Monday, November 11, 2013

What I miss about home

I honestly never realized how much I would miss my family, until my first couple of weeks at Virginia Tech. I remember when I was younger (7th through 9th grade) that I couldn't wait to be on my own. Looking back I really wish I wouldn't have wished away growing up and being on my own, because its not as fun as I thought it would be. I always thought going to college and being on my own meant a lot of free time to just have fun... however this is sadly incorrect. Being at college you rarely have any free time and when you do its spend studying, doing homework, or just sleeping. Being away and always busy really can put a lot of stress on someone, so for this blog I decided that I would talk about some of the things that I really miss the most while away from home. Along with talking about what I miss, I thought it would also be nice to explain what I do like about being away.

The two people I miss the most would be my little brothers Zachary and Ethan. Even though they can sometimes annoy me and act bad I still miss all of the fun times I would have with them. Being away from them has been awful, even though I talk to them as much as I can its still not the same! What I really miss about my brothers is hearing them tell me about their day. Since they are in Elementary school, they always have so many conversations to talk about.

The next person that I really miss would be my mom. Ever since I can remember she has always been my best friend. I know a lot of people think that its impossible to have a parent as a friend, however this is not the case when it comes to my relationship with my mom. What I really miss the most is always having someone to share my thoughts with and having someone to listen to me. She is honestly the best friend I could ever have and I don't know where I would be without all of her advice and motherly wisdom.

Even though I truly miss my family, there are some things that I really love about being able to be a Hokie. The first thing would be the education that I am receiving. It's so amazing to know that in four years I will graduate from one of the best colleges in the nation. Being able to experience this journey is amazing and I know that anybody would love to have this opportunity. The second thing that I love about Virginia Tech is the food. Who knew that a college could have such amazing food! There is always something completely new to try and its never disappointing! It's nice to attend a large university and have multiple dining food places, instead of just one. Being here I have been taught a lot about growing up and being a Hokie. Even though sometimes the journey seems challenging it's always great to remember that all of this hard work and support from my family will one day allow for me to have a successful future.

Monday, November 4, 2013

Major Troubles

It seems like lately I have been having trouble with deciding on what to do with the rest of my life. It's honestly so hard for a nineteen year old to pick one thing to do forever. Which is why recently I have had some struggles with my major. My major as of right now is biology. The summer before coming to Virginia Tech, I was pretty confident that I would be just fine with taking college chemistry, college biology, and labs. However I guess I didn't realize how hard college science classes actually were.

The reasons as to why I'm hating my major so much is because I cant seem to truly understand the topics that are being discussed in my lecture classes. Even though I pay attention, take notes, and study a lot, the material that I'm learning just doesn't seem to click. Another thing that I really don't like is how useless it seems to me. Today in biology class we learned about a hairpin loop. For starters you would think science would have a better name for a pattern that occurs in DNA and RNA, rather than hairpin.

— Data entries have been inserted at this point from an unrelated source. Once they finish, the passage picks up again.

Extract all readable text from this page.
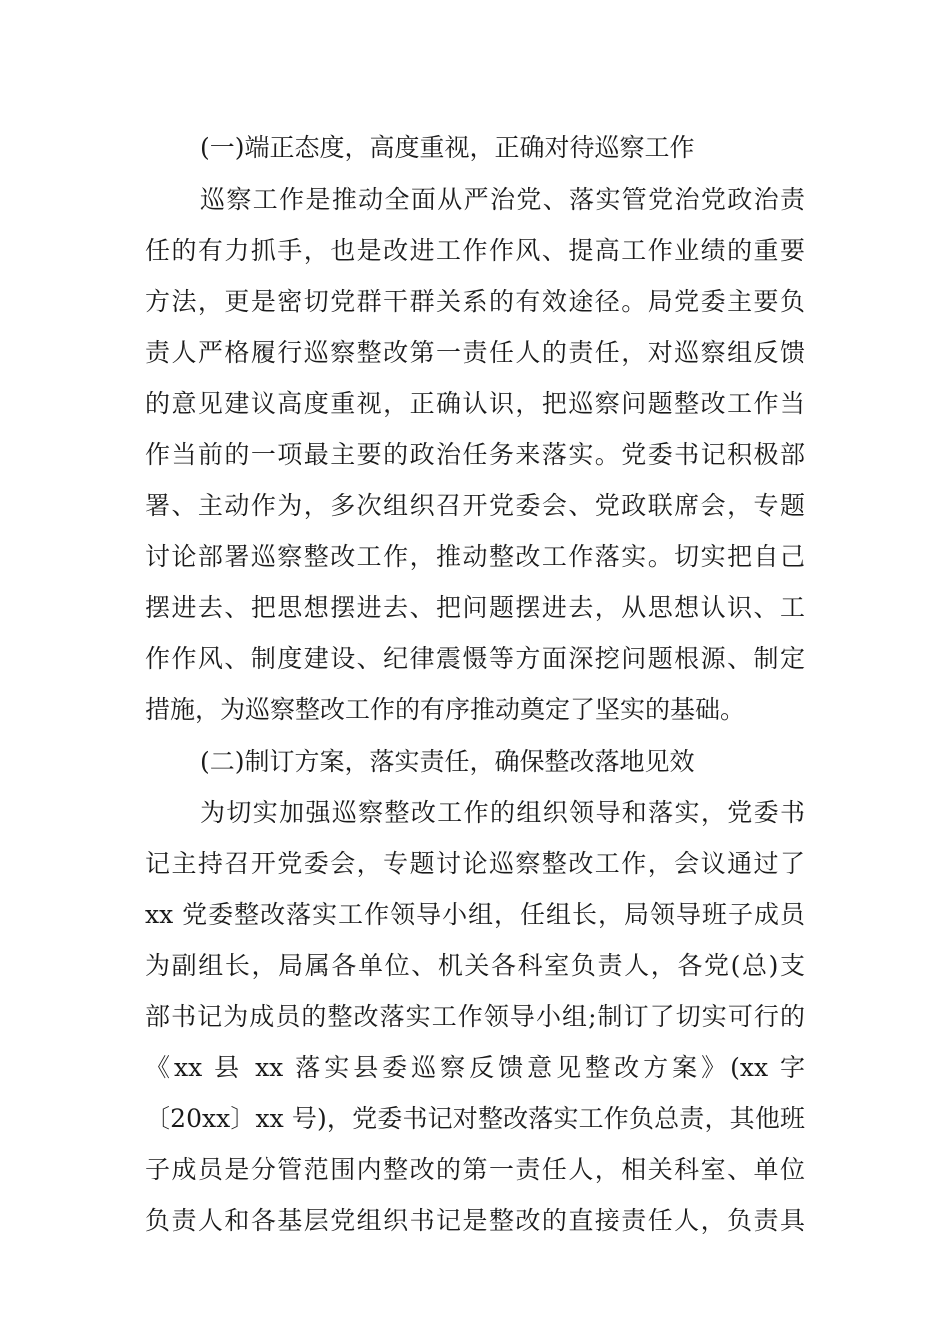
(一)端正态度，高度重视，正确对待巡察工作
巡察工作是推动全面从严治党、落实管党治党政治责
任的有力抓手，也是改进工作作风、提高工作业绩的重要
方法，更是密切党群干群关系的有效途径。局党委主要负
责人严格履行巡察整改第一责任人的责任，对巡察组反馈
的意见建议高度重视，正确认识，把巡察问题整改工作当
作当前的一项最主要的政治任务来落实。党委书记积极部
署、主动作为，多次组织召开党委会、党政联席会，专题
讨论部署巡察整改工作，推动整改工作落实。切实把自己
摆进去、把思想摆进去、把问题摆进去，从思想认识、工
作作风、制度建设、纪律震慑等方面深挖问题根源、制定
措施，为巡察整改工作的有序推动奠定了坚实的基础。
(二)制订方案，落实责任，确保整改落地见效
为切实加强巡察整改工作的组织领导和落实，党委书
记主持召开党委会，专题讨论巡察整改工作，会议通过了
xx 党委整改落实工作领导小组，任组长，局领导班子成员
为副组长，局属各单位、机关各科室负责人，各党(总)支
部书记为成员的整改落实工作领导小组;制订了切实可行的
《xx 县 xx 落实县委巡察反馈意见整改方案》(xx 字
〔20xx〕xx 号)，党委书记对整改落实工作负总责，其他班
子成员是分管范围内整改的第一责任人，相关科室、单位
负责人和各基层党组织书记是整改的直接责任人，负责具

I honestly feel bored when learning about science, which really isn't a great thing since I had originally planned on pursing a career with science.

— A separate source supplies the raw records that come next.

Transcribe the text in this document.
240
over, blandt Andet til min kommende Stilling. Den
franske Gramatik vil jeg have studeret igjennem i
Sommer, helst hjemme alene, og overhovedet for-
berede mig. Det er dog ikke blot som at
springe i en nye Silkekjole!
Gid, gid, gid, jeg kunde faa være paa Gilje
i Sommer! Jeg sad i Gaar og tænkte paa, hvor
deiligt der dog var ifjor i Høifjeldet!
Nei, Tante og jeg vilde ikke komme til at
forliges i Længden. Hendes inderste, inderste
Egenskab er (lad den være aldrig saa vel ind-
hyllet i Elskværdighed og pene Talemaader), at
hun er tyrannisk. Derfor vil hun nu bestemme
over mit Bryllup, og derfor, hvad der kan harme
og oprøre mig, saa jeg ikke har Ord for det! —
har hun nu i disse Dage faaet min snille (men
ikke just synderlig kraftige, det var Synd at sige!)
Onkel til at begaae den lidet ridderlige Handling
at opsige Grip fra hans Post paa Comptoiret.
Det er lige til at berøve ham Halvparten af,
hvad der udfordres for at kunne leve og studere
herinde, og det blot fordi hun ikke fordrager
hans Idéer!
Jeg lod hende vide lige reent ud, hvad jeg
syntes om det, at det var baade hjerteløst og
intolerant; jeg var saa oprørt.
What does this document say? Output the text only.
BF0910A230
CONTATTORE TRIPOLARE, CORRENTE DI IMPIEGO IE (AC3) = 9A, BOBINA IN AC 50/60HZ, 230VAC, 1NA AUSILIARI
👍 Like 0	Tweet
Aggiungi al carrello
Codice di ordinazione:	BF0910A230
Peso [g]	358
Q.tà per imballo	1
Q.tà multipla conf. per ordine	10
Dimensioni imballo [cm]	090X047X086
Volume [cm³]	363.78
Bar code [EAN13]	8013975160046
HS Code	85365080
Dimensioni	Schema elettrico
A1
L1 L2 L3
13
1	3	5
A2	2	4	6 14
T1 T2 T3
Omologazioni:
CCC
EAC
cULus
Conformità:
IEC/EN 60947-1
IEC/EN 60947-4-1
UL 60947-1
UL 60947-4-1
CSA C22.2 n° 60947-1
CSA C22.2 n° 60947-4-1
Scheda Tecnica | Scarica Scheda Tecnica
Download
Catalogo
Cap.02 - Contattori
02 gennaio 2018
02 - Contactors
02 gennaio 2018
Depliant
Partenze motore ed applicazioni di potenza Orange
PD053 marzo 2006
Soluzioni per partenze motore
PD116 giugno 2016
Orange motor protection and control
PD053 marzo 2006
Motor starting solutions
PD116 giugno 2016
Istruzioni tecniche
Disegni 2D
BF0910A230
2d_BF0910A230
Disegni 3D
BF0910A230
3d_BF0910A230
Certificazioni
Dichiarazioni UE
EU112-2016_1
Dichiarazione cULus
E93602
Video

The career path that I have always wanted to pursue is dentistry. Ever since I can remember I have always wanted to be a dentist. Many people think that working in someones mouth is gross and disgusting, however it's always been something that has just been an interest of mine. I have always been interested in learning new dental information, which seems really weird, but when you are really interested in something, you always try to get better at it.  Beore coming to Virginia Tech, I spent my summer working as a receptionist in my aunts dental office. All of the cool things I learned and got to observe, just really made me excited to one day be working in the dental field.

Being a dentist requires a lot of schooling and a great understanding of biology, chemistry, physics, anatomy, organic chemistry, biochemistry, and along with many other sciences. All of this takes me back to my main problem. Not being happy with my major really hurts my long term goals and career path that I have always had. I really want to become a dentist but if I'm struggling to understand the general classes, how will I survive in the harder classes yet to come? In the end I either have two choices: change my major and not pursue a career that has always interested me, or work hard and try my best to really understand and become interested in my science classes. I really believe that after this year I will be able to make the right decision. Even if the biology major doesn't work out for me in the long run, I really think that I will still make the right decision for my future. As for now all I  can do is start to study more and become more interested in my major!